Q.

I appreciate your explanation of faith and repentance. I had never considered the idea that faith for salvation and repentance of sin are two sides of the same coin. That raised a question regarding a believer who sins. Is there a two-sided coin of belief and repentance for him? I ask because in dealing with other believers and even dealing with my own sin I have often wondered if simply admitting to God you have sinned is adequate. Should it be accompanied by a sense of remorse or sorrow? I realize that repentance involves a change of mind, but is an admission of guilt truly evidence of a changed mind? I would appreciate your insight.

Rod Shrader

A.

Hello Bro. Rod,

Good follow-up question from a Q&A #14 Faith, Repentance, and Salvation. As faith and repentance are two sides to one theological coin for salvation, the same is true  for the believer on various issues of Christian growth. We could use the terminology of faith and surrender, surrender being the essence of the change of mind involved in repentance.

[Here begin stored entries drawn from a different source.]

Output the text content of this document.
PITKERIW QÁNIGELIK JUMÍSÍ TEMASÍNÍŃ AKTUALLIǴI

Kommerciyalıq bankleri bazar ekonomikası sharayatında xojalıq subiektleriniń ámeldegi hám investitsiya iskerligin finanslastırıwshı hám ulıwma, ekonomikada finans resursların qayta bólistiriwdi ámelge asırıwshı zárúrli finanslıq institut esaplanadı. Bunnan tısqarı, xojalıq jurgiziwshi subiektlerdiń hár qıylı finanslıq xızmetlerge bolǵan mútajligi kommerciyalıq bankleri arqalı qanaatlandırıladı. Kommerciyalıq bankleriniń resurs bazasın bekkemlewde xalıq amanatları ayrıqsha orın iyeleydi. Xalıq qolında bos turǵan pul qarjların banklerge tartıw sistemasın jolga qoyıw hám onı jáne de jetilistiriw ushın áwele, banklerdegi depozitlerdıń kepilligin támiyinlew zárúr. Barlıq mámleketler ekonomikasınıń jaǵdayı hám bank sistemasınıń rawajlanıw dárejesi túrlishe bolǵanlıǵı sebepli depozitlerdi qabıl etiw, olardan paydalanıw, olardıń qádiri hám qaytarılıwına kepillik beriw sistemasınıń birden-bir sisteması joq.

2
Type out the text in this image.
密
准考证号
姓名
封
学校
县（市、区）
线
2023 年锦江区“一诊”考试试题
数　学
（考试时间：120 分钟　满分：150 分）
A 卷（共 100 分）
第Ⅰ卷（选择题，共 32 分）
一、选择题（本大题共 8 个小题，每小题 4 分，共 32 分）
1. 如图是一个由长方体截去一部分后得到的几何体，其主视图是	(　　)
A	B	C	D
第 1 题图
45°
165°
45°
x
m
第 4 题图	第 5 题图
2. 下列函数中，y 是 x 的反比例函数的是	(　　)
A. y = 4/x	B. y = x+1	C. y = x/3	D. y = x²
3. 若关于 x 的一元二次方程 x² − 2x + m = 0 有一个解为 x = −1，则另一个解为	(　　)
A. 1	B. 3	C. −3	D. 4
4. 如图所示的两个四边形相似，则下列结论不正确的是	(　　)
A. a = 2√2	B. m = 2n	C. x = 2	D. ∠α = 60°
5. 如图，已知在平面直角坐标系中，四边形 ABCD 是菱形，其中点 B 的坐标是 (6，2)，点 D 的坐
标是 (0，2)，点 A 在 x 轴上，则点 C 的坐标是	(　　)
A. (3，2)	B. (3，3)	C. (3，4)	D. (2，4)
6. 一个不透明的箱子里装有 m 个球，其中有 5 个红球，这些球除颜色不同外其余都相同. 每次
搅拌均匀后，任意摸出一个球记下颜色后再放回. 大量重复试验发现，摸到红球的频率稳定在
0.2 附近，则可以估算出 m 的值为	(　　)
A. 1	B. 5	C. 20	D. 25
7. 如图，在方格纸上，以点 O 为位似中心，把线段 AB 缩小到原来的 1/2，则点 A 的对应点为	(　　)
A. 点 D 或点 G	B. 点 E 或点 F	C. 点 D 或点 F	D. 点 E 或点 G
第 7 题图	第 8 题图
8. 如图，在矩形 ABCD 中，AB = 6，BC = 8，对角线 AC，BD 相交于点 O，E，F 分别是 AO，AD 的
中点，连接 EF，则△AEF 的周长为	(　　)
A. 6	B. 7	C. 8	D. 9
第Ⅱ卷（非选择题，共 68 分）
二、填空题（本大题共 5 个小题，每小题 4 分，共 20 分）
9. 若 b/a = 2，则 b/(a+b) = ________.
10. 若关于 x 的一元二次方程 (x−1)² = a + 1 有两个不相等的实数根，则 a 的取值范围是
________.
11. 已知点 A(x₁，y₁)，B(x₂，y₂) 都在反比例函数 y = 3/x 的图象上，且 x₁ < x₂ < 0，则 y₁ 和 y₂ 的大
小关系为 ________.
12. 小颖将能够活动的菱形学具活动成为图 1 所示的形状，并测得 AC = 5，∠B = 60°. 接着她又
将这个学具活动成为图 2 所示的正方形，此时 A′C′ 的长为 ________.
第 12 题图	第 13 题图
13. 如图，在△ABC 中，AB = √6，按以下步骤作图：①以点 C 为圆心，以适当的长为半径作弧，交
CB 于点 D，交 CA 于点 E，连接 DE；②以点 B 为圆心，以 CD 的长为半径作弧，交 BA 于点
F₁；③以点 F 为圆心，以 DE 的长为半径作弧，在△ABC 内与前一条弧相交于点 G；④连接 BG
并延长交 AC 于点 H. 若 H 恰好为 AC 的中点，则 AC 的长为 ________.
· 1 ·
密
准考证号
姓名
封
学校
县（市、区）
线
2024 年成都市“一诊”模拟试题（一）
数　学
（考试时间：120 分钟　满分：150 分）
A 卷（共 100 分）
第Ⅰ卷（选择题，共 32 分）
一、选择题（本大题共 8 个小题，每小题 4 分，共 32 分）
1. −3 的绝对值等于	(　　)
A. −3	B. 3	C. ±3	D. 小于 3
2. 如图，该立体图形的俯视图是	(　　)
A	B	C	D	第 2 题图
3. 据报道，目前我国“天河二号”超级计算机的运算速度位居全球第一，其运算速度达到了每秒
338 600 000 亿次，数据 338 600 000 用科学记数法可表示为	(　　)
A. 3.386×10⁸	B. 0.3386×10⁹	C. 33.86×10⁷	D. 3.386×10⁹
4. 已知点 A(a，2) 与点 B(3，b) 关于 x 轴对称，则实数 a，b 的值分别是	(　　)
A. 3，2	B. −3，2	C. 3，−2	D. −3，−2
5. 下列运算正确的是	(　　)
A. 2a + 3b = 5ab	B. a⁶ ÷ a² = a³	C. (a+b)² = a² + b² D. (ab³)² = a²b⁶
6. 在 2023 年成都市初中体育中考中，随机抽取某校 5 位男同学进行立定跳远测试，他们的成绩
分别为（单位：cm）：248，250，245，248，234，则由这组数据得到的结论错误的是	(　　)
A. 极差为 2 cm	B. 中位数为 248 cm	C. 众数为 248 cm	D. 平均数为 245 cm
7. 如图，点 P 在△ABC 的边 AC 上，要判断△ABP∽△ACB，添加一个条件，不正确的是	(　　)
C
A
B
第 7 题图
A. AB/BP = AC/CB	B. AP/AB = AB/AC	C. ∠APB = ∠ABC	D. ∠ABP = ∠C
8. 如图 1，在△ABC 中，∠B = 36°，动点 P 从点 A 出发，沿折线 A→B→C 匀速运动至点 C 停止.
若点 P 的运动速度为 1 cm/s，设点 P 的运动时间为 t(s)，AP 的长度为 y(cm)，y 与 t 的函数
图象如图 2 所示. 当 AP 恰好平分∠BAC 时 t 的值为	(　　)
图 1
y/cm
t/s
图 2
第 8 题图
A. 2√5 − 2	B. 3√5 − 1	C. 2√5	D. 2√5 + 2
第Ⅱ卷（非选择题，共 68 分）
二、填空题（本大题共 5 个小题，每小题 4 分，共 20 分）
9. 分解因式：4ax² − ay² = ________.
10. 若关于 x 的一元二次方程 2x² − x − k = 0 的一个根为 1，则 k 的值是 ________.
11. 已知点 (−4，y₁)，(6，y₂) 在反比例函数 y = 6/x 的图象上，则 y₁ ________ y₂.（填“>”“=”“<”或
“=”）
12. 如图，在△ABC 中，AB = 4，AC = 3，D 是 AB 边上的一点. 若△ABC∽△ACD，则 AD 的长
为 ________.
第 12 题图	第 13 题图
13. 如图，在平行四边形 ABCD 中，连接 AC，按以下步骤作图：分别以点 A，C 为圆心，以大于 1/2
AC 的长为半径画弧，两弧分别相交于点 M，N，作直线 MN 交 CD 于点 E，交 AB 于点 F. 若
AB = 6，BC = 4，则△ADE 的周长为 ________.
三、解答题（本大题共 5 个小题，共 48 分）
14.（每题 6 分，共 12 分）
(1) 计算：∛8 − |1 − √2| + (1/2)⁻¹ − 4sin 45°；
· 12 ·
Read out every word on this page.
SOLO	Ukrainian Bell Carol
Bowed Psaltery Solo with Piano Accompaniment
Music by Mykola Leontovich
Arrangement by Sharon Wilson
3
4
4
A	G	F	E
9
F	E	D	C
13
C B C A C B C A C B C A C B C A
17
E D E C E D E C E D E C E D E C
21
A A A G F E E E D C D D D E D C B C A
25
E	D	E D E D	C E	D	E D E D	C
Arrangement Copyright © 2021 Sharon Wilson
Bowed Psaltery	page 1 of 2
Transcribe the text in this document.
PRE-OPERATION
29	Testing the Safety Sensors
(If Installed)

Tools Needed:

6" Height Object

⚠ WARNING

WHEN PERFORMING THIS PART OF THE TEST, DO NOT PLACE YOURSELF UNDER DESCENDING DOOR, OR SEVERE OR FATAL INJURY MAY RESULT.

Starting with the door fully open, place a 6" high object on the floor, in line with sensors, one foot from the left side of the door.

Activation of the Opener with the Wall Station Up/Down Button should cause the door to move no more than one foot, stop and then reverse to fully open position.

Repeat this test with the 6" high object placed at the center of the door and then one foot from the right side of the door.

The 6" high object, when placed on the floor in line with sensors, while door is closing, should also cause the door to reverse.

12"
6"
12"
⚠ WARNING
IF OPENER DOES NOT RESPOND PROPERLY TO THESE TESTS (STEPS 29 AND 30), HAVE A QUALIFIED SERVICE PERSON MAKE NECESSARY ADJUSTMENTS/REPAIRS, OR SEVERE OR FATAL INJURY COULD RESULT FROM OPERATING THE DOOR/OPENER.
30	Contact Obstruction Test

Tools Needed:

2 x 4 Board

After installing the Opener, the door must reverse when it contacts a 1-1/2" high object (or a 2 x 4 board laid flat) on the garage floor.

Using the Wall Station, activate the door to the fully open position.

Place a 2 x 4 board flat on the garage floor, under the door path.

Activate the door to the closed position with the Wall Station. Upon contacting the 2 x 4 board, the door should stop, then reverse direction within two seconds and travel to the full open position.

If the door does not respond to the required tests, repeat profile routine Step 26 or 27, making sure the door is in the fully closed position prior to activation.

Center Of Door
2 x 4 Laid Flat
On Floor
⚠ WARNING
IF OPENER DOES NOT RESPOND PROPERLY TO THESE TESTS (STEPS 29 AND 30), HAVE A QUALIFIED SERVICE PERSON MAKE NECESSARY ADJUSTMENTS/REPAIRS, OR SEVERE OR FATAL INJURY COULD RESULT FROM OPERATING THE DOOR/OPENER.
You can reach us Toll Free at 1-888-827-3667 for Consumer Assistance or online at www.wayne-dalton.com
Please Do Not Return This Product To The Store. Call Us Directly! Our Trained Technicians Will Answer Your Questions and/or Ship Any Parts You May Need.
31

When a believer surrenders to the Spirit’s leadership about a given matter (repentance), he is now depending on the Spirit’s leadership (faith). Or we could word it the other way. When a believer starts depending on the Spirit’s leadership on a given matter (faith), he has just surrendered to the Spirit’s leadership (repentance).

If surrender or repentance is made something different or additional to faith, then you are back to self-effort works. But without faith, it impossible to please God (Heb. 11:6). So surrender or repentance must be understood as the flip-side of faith.

The sense of remorse or sorrow can be misleading. Emotions are responses to what’s happening in the mind. What you focus on in your mind is a voluntary choice. But the emotional responses are involuntary reactions. Also, personalities vary in their emotional make-up. Therefore, you can’t measure repentance based on remorse or sorrow. When the mind understands the truth that the Spirit of God is bringing to bear, and the affections are affected by being convinced of that truth, so that the will surrenders to that truth—there has been a change of mind (repentance).

In dealing with sin, when you surrender to the Spirit’s conviction, you are agreeing with the Spirit about your sin. This admits guilt. But in surrendering to the Spirit, you are implying “I don’t want this, but I need supernatural deliverance.” This constitutes repentance and faith.